Timme-Laragy to Investigate Effects of Environmental Toxicants on Pancreatic Development

Associate professor of environmental health sciences Alicia Timme-Laragy has received a two-year, $421,400 grant from the National Institute of Environmental Health Sciences (NIEHS) to study the effects of environmental toxicants on pancreatic development.

Alicia Timme-Laragy
Alicia Timme-Laragy

The new funding is a result of Timme-Laragy’s research conducted while a UMass Amherst Center for Research on Families (CRF) Family Research Scholar. The year-long interdisciplinary faculty seminar provides a carefully selected group of UMass Amherst faculty the opportunities for peer mentorship, and national expert consultation to prepare a large grant proposal in support of their research.

“My CRF cohort provided important feedback on my proposal drafts, and the multidisciplinary perspectives were instrumental in shaping the research question behind this project,” says Timme-Laragy.

“The Center for Research on Families is pleased to support former CRF Scholar Dr. Timme-Laragy in her novel research on the effects of early-life exposures and redox stress on the pancreas and its implications for metabolic diseases,” says Lorraine Cordeiro, the director of the CRF and associate professor of nutrition. “Her scholarship advances research on families, promotes the significance of environmental health sciences in public health, enhances the stellar research profile of the School of Public Health and Health Sciences, and contributes to interdisciplinary scholarship at UMass Amherst.”

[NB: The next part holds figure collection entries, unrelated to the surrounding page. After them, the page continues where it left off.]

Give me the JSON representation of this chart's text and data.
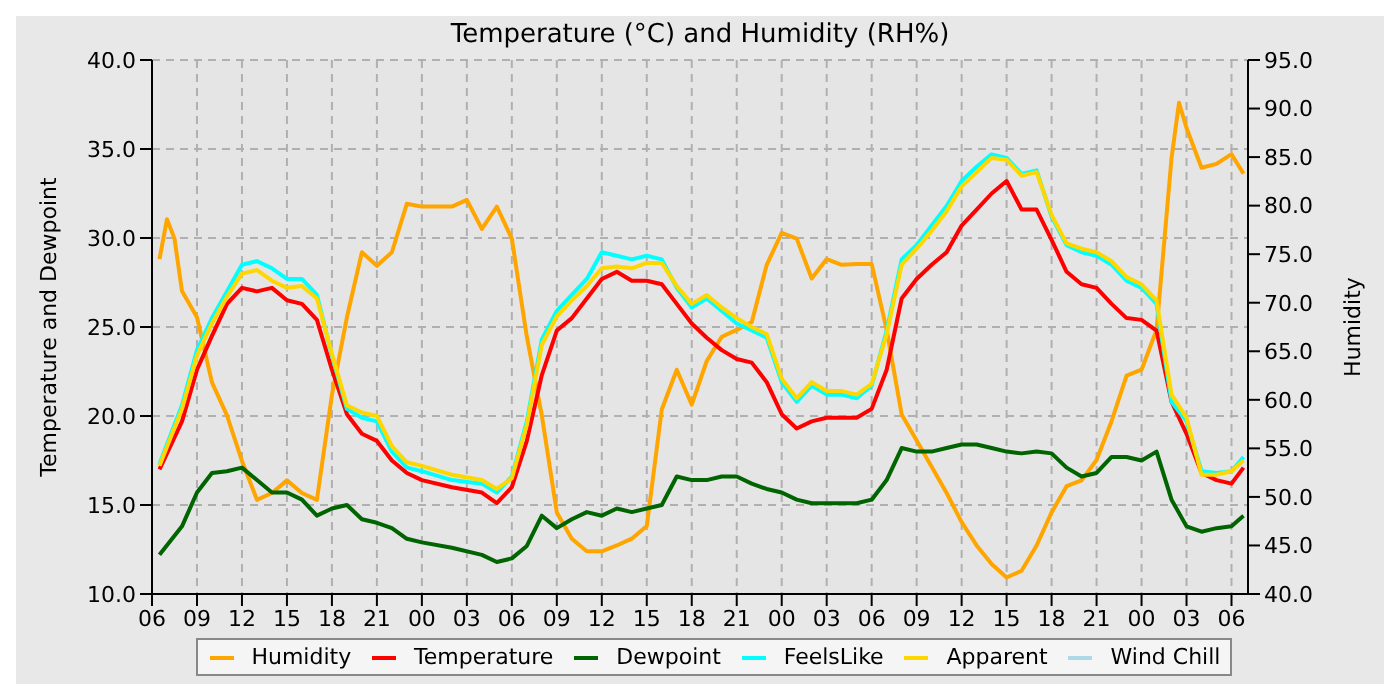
{
  "chart_data": {
    "type": "line",
    "title": "Temperature (°C) and Humidity (RH%)",
    "ylabel": "Temperature and Dewpoint",
    "y2label": "Humidity",
    "x": [
      6.5,
      8,
      9,
      10,
      11,
      12,
      13,
      14,
      15,
      16,
      17,
      18,
      19,
      20,
      21,
      22,
      23,
      24,
      26,
      28,
      29,
      30,
      31,
      32,
      33,
      34,
      35,
      36,
      37,
      38,
      39,
      40,
      41,
      42,
      43,
      44,
      45,
      46,
      47,
      48,
      49,
      50,
      51,
      52,
      53,
      54,
      55,
      56,
      57,
      58,
      59,
      60,
      61,
      62,
      63,
      64,
      65,
      66,
      67,
      68,
      69,
      70,
      71,
      72,
      73,
      74,
      75,
      76,
      77,
      78,
      78.8
    ],
    "xlim": [
      6,
      79.1
    ],
    "xticks": [
      {
        "value": 6,
        "label": "06"
      },
      {
        "value": 9,
        "label": "09"
      },
      {
        "value": 12,
        "label": "12"
      },
      {
        "value": 15,
        "label": "15"
      },
      {
        "value": 18,
        "label": "18"
      },
      {
        "value": 21,
        "label": "21"
      },
      {
        "value": 24,
        "label": "00"
      },
      {
        "value": 27,
        "label": "03"
      },
      {
        "value": 30,
        "label": "06"
      },
      {
        "value": 33,
        "label": "09"
      },
      {
        "value": 36,
        "label": "12"
      },
      {
        "value": 39,
        "label": "15"
      },
      {
        "value": 42,
        "label": "18"
      },
      {
        "value": 45,
        "label": "21"
      },
      {
        "value": 48,
        "label": "00"
      },
      {
        "value": 51,
        "label": "03"
      },
      {
        "value": 54,
        "label": "06"
      },
      {
        "value": 57,
        "label": "09"
      },
      {
        "value": 60,
        "label": "12"
      },
      {
        "value": 63,
        "label": "15"
      },
      {
        "value": 66,
        "label": "18"
      },
      {
        "value": 69,
        "label": "21"
      },
      {
        "value": 72,
        "label": "00"
      },
      {
        "value": 75,
        "label": "03"
      },
      {
        "value": 78,
        "label": "06"
      }
    ],
    "ylim": [
      10,
      40
    ],
    "yticks": [
      {
        "value": 10,
        "label": "10.0"
      },
      {
        "value": 15,
        "label": "15.0"
      },
      {
        "value": 20,
        "label": "20.0"
      },
      {
        "value": 25,
        "label": "25.0"
      },
      {
        "value": 30,
        "label": "30.0"
      },
      {
        "value": 35,
        "label": "35.0"
      },
      {
        "value": 40,
        "label": "40.0"
      }
    ],
    "y2lim": [
      40,
      95
    ],
    "y2ticks": [
      {
        "value": 40,
        "label": "40.0"
      },
      {
        "value": 45,
        "label": "45.0"
      },
      {
        "value": 50,
        "label": "50.0"
      },
      {
        "value": 55,
        "label": "55.0"
      },
      {
        "value": 60,
        "label": "60.0"
      },
      {
        "value": 65,
        "label": "65.0"
      },
      {
        "value": 70,
        "label": "70.0"
      },
      {
        "value": 75,
        "label": "75.0"
      },
      {
        "value": 80,
        "label": "80.0"
      },
      {
        "value": 85,
        "label": "85.0"
      },
      {
        "value": 90,
        "label": "90.0"
      },
      {
        "value": 95,
        "label": "95.0"
      }
    ],
    "grid": true,
    "legend": "bottom",
    "marker": "none",
    "line_style": "solid",
    "series": [
      {
        "name": "Humidity",
        "color": "#ffa500",
        "axis": "y2",
        "x": [
          6.5,
          7,
          7.5,
          8,
          9,
          10,
          11,
          12,
          13,
          14,
          15,
          16,
          17,
          18,
          19,
          20,
          21,
          22,
          23,
          24,
          25,
          26,
          27,
          28,
          29,
          30,
          31,
          32,
          33,
          34,
          35,
          36,
          37,
          38,
          39,
          40,
          41,
          42,
          43,
          44,
          45,
          46,
          47,
          48,
          49,
          50,
          51,
          52,
          53,
          54,
          55,
          56,
          57,
          58,
          59,
          60,
          61,
          62,
          63,
          64,
          65,
          66,
          67,
          68,
          69,
          70,
          71,
          72,
          73,
          74,
          74.5,
          75,
          76,
          77,
          78,
          78.8
        ],
        "values": [
          74.5,
          78.6,
          76.6,
          71.2,
          68.5,
          61.8,
          58.4,
          53.7,
          49.7,
          50.4,
          51.7,
          50.4,
          49.7,
          60.5,
          68.5,
          75.2,
          73.8,
          75.2,
          80.2,
          79.9,
          79.9,
          79.9,
          80.6,
          77.6,
          79.9,
          76.6,
          66.5,
          58.4,
          48.4,
          45.7,
          44.4,
          44.4,
          45.0,
          45.7,
          47.0,
          59.0,
          63.1,
          59.5,
          64.0,
          66.5,
          67.2,
          68.0,
          73.9,
          77.2,
          76.6,
          72.5,
          74.5,
          73.9,
          74,
          74,
          67.2,
          58.5,
          55.8,
          53.1,
          50.4,
          47.4,
          45.0,
          43.1,
          41.7,
          42.4,
          45.0,
          48.4,
          51.1,
          51.7,
          53.8,
          57.8,
          62.5,
          63.1,
          67.2,
          84.9,
          90.6,
          88.0,
          83.9,
          84.3,
          85.3,
          83.3
        ]
      },
      {
        "name": "Temperature",
        "color": "#ff0000",
        "values": [
          17.0,
          19.7,
          22.6,
          24.5,
          26.3,
          27.2,
          27.0,
          27.2,
          26.5,
          26.3,
          25.4,
          22.6,
          20.1,
          19.0,
          18.6,
          17.5,
          16.8,
          16.4,
          16.0,
          15.7,
          15.1,
          16.0,
          18.6,
          22.3,
          24.8,
          25.5,
          26.6,
          27.7,
          28.1,
          27.6,
          27.6,
          27.4,
          26.3,
          25.2,
          24.4,
          23.7,
          23.2,
          23.0,
          21.9,
          20.1,
          19.3,
          19.7,
          19.9,
          19.9,
          19.9,
          20.4,
          22.6,
          26.6,
          27.7,
          28.5,
          29.2,
          30.7,
          31.6,
          32.5,
          33.2,
          31.6,
          31.6,
          29.9,
          28.1,
          27.4,
          27.2,
          26.3,
          25.5,
          25.4,
          24.8,
          20.8,
          19.0,
          16.8,
          16.4,
          16.2,
          17.1
        ]
      },
      {
        "name": "Dewpoint",
        "color": "#006400",
        "values": [
          12.2,
          13.8,
          15.7,
          16.8,
          16.9,
          17.1,
          16.4,
          15.7,
          15.7,
          15.3,
          14.4,
          14.8,
          15.0,
          14.2,
          14.0,
          13.7,
          13.1,
          12.9,
          12.6,
          12.2,
          11.8,
          12.0,
          12.7,
          14.4,
          13.7,
          14.2,
          14.6,
          14.4,
          14.8,
          14.6,
          14.8,
          15.0,
          16.6,
          16.4,
          16.4,
          16.6,
          16.6,
          16.2,
          15.9,
          15.7,
          15.3,
          15.1,
          15.1,
          15.1,
          15.1,
          15.3,
          16.4,
          18.2,
          18.0,
          18.0,
          18.2,
          18.4,
          18.4,
          18.2,
          18.0,
          17.9,
          18.0,
          17.9,
          17.1,
          16.6,
          16.8,
          17.7,
          17.7,
          17.5,
          18.0,
          15.3,
          13.8,
          13.5,
          13.7,
          13.8,
          14.4
        ]
      },
      {
        "name": "FeelsLike",
        "color": "#00ffff",
        "values": [
          17.3,
          20.6,
          23.7,
          25.5,
          27.0,
          28.5,
          28.7,
          28.3,
          27.7,
          27.7,
          26.8,
          23.4,
          20.4,
          19.9,
          19.7,
          18.0,
          17.1,
          16.9,
          16.4,
          16.2,
          15.7,
          16.6,
          19.7,
          24.3,
          25.9,
          26.8,
          27.7,
          29.2,
          29.0,
          28.8,
          29.0,
          28.8,
          27.2,
          26.1,
          26.6,
          25.9,
          25.2,
          24.8,
          24.4,
          21.9,
          20.8,
          21.7,
          21.2,
          21.2,
          21.0,
          21.7,
          24.8,
          28.8,
          29.6,
          30.7,
          31.8,
          33.2,
          34.0,
          34.7,
          34.5,
          33.6,
          33.8,
          31.2,
          29.6,
          29.2,
          29.0,
          28.5,
          27.6,
          27.2,
          26.3,
          20.8,
          19.7,
          16.9,
          16.8,
          16.9,
          17.7
        ]
      },
      {
        "name": "Apparent",
        "color": "#ffd700",
        "values": [
          17.2,
          20.4,
          23.4,
          25.2,
          26.7,
          28.0,
          28.2,
          27.6,
          27.2,
          27.3,
          26.6,
          23.5,
          20.6,
          20.2,
          20.0,
          18.3,
          17.4,
          17.2,
          16.7,
          16.4,
          15.9,
          16.5,
          19.5,
          24.0,
          25.6,
          26.5,
          27.3,
          28.3,
          28.4,
          28.3,
          28.6,
          28.6,
          27.3,
          26.3,
          26.8,
          26.1,
          25.5,
          25.0,
          24.6,
          22.1,
          21.0,
          21.9,
          21.4,
          21.4,
          21.2,
          21.8,
          24.6,
          28.5,
          29.4,
          30.4,
          31.5,
          32.9,
          33.7,
          34.5,
          34.4,
          33.5,
          33.7,
          31.3,
          29.7,
          29.4,
          29.2,
          28.7,
          27.8,
          27.4,
          26.5,
          21.2,
          19.9,
          16.7,
          16.7,
          16.9,
          17.5
        ]
      },
      {
        "name": "Wind Chill",
        "color": "#add8e6",
        "values": [
          null,
          null,
          null,
          null,
          null,
          null,
          null,
          null,
          null,
          null,
          null,
          null,
          null,
          null,
          null,
          null,
          null,
          null,
          null,
          null,
          null,
          null,
          null,
          null,
          null,
          null,
          null,
          null,
          null,
          null,
          null,
          null,
          null,
          null,
          null,
          null,
          null,
          null,
          null,
          null,
          null,
          null,
          null,
          null,
          null,
          null,
          null,
          null,
          null,
          null,
          null,
          null,
          null,
          null,
          null,
          null,
          null,
          null,
          null,
          null,
          null,
          null,
          null,
          null,
          null,
          null,
          null,
          null,
          null,
          null,
          null
        ]
      }
    ]
  }
}
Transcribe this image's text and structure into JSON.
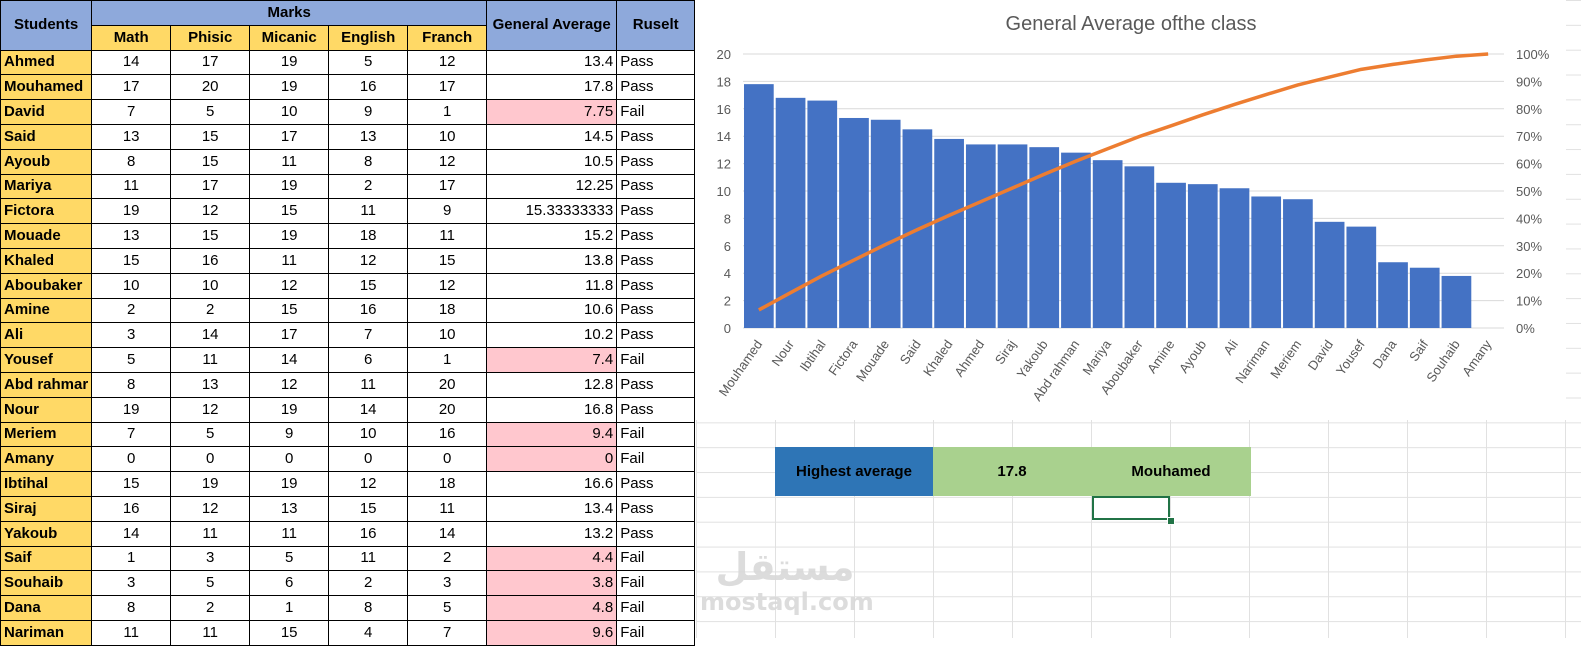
{
  "table": {
    "headers": {
      "students": "Students",
      "marks": "Marks",
      "subjects": [
        "Math",
        "Phisic",
        "Micanic",
        "English",
        "Franch"
      ],
      "general_average": "General Average",
      "result": "Ruselt"
    },
    "rows": [
      {
        "name": "Ahmed",
        "marks": [
          "14",
          "17",
          "19",
          "5",
          "12"
        ],
        "avg": "13.4",
        "result": "Pass"
      },
      {
        "name": "Mouhamed",
        "marks": [
          "17",
          "20",
          "19",
          "16",
          "17"
        ],
        "avg": "17.8",
        "result": "Pass"
      },
      {
        "name": "David",
        "marks": [
          "7",
          "5",
          "10",
          "9",
          "1"
        ],
        "avg": "7.75",
        "result": "Fail"
      },
      {
        "name": "Said",
        "marks": [
          "13",
          "15",
          "17",
          "13",
          "10"
        ],
        "avg": "14.5",
        "result": "Pass"
      },
      {
        "name": "Ayoub",
        "marks": [
          "8",
          "15",
          "11",
          "8",
          "12"
        ],
        "avg": "10.5",
        "result": "Pass"
      },
      {
        "name": "Mariya",
        "marks": [
          "11",
          "17",
          "19",
          "2",
          "17"
        ],
        "avg": "12.25",
        "result": "Pass"
      },
      {
        "name": "Fictora",
        "marks": [
          "19",
          "12",
          "15",
          "11",
          "9"
        ],
        "avg": "15.33333333",
        "result": "Pass"
      },
      {
        "name": "Mouade",
        "marks": [
          "13",
          "15",
          "19",
          "18",
          "11"
        ],
        "avg": "15.2",
        "result": "Pass"
      },
      {
        "name": "Khaled",
        "marks": [
          "15",
          "16",
          "11",
          "12",
          "15"
        ],
        "avg": "13.8",
        "result": "Pass"
      },
      {
        "name": "Aboubaker",
        "marks": [
          "10",
          "10",
          "12",
          "15",
          "12"
        ],
        "avg": "11.8",
        "result": "Pass"
      },
      {
        "name": "Amine",
        "marks": [
          "2",
          "2",
          "15",
          "16",
          "18"
        ],
        "avg": "10.6",
        "result": "Pass"
      },
      {
        "name": "Ali",
        "marks": [
          "3",
          "14",
          "17",
          "7",
          "10"
        ],
        "avg": "10.2",
        "result": "Pass"
      },
      {
        "name": "Yousef",
        "marks": [
          "5",
          "11",
          "14",
          "6",
          "1"
        ],
        "avg": "7.4",
        "result": "Fail"
      },
      {
        "name": "Abd rahmar",
        "marks": [
          "8",
          "13",
          "12",
          "11",
          "20"
        ],
        "avg": "12.8",
        "result": "Pass"
      },
      {
        "name": "Nour",
        "marks": [
          "19",
          "12",
          "19",
          "14",
          "20"
        ],
        "avg": "16.8",
        "result": "Pass"
      },
      {
        "name": "Meriem",
        "marks": [
          "7",
          "5",
          "9",
          "10",
          "16"
        ],
        "avg": "9.4",
        "result": "Fail"
      },
      {
        "name": "Amany",
        "marks": [
          "0",
          "0",
          "0",
          "0",
          "0"
        ],
        "avg": "0",
        "result": "Fail"
      },
      {
        "name": "Ibtihal",
        "marks": [
          "15",
          "19",
          "19",
          "12",
          "18"
        ],
        "avg": "16.6",
        "result": "Pass"
      },
      {
        "name": "Siraj",
        "marks": [
          "16",
          "12",
          "13",
          "15",
          "11"
        ],
        "avg": "13.4",
        "result": "Pass"
      },
      {
        "name": "Yakoub",
        "marks": [
          "14",
          "11",
          "11",
          "16",
          "14"
        ],
        "avg": "13.2",
        "result": "Pass"
      },
      {
        "name": "Saif",
        "marks": [
          "1",
          "3",
          "5",
          "11",
          "2"
        ],
        "avg": "4.4",
        "result": "Fail"
      },
      {
        "name": "Souhaib",
        "marks": [
          "3",
          "5",
          "6",
          "2",
          "3"
        ],
        "avg": "3.8",
        "result": "Fail"
      },
      {
        "name": "Dana",
        "marks": [
          "8",
          "2",
          "1",
          "8",
          "5"
        ],
        "avg": "4.8",
        "result": "Fail"
      },
      {
        "name": "Nariman",
        "marks": [
          "11",
          "11",
          "15",
          "4",
          "7"
        ],
        "avg": "9.6",
        "result": "Fail"
      }
    ]
  },
  "chart_data": {
    "type": "bar",
    "title": "General Average ofthe class",
    "xlabel": "",
    "ylabel": "",
    "categories": [
      "Mouhamed",
      "Nour",
      "Ibtihal",
      "Fictora",
      "Mouade",
      "Said",
      "Khaled",
      "Ahmed",
      "Siraj",
      "Yakoub",
      "Abd rahman",
      "Mariya",
      "Aboubaker",
      "Amine",
      "Ayoub",
      "Ali",
      "Nariman",
      "Meriem",
      "David",
      "Yousef",
      "Dana",
      "Saif",
      "Souhaib",
      "Amany"
    ],
    "series": [
      {
        "type": "bar",
        "values": [
          17.8,
          16.8,
          16.6,
          15.33,
          15.2,
          14.5,
          13.8,
          13.4,
          13.4,
          13.2,
          12.8,
          12.25,
          11.8,
          10.6,
          10.5,
          10.2,
          9.6,
          9.4,
          7.75,
          7.4,
          4.8,
          4.4,
          3.8,
          0
        ]
      },
      {
        "type": "line",
        "axis": "secondary",
        "values": [
          6.6,
          12.9,
          19.1,
          24.8,
          30.5,
          35.9,
          41.1,
          46.1,
          51.1,
          56.1,
          60.9,
          65.4,
          69.9,
          73.8,
          77.8,
          81.6,
          85.2,
          88.7,
          91.6,
          94.4,
          96.2,
          97.8,
          99.2,
          100
        ]
      }
    ],
    "ylim": [
      0,
      20
    ],
    "yticks": [
      "0",
      "2",
      "4",
      "6",
      "8",
      "10",
      "12",
      "14",
      "16",
      "18",
      "20"
    ],
    "y2lim": [
      0,
      100
    ],
    "y2ticks": [
      "0%",
      "10%",
      "20%",
      "30%",
      "40%",
      "50%",
      "60%",
      "70%",
      "80%",
      "90%",
      "100%"
    ],
    "grid": true,
    "legend": "none",
    "colors": {
      "bar": "#4472c4",
      "line": "#ed7d31"
    }
  },
  "summary": {
    "label": "Highest average",
    "value": "17.8",
    "name": "Mouhamed"
  },
  "watermark": {
    "logo": "مستقل",
    "site": "mostaql.com"
  },
  "colors": {
    "header_blue": "#8ea9db",
    "header_yellow": "#ffd966",
    "fail_fill": "#ffc7ce",
    "fail_text": "#9c0006",
    "label_blue": "#2e75b6",
    "value_green": "#a9d18e"
  }
}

A developmental toxicologist with expertise in how early life exposures to PFAS (per and polyfluoroalkylated substances) and other environmental contaminants affect health, Timme-Laragy will examine how environmental toxicants trigger oxidative stress reactions in embryonic development using the zebrafish as a model system. Oxidative stress – an imbalance between the production of free radicals and antioxidant defenses in the body – can create a state called redox stress that damages cellular development and has been shown to cause metabolic dysfunction.

However, surprisingly little is known about how embryos respond to redox stress, or the impact of chemical exposures on pancreas development. Congenital pancreas malformations in humans are estimated to occur in approximately ten percent of the population and are associated with obesity, pancreatitis, Type 1 and Type 2 diabetes mellitus. The causes of these malformations are not well understood, and cannot be fully explained by genetic factors alone, suggesting a strong external component.

“We have found that early life exposures to PFAS compounds and pro-oxidants result in a shortened exocrine pancreas,” notes Timme-Laragy, who will take a systems-level approach to investigate the potential cellular and molecular mechanisms of oxidative stress that lead to this pancreatic deformity. “This work will help us understand the mechanisms by which these early-life exposures and redox stress can damage the developing pancreas and predispose humans to metabolic diseases.”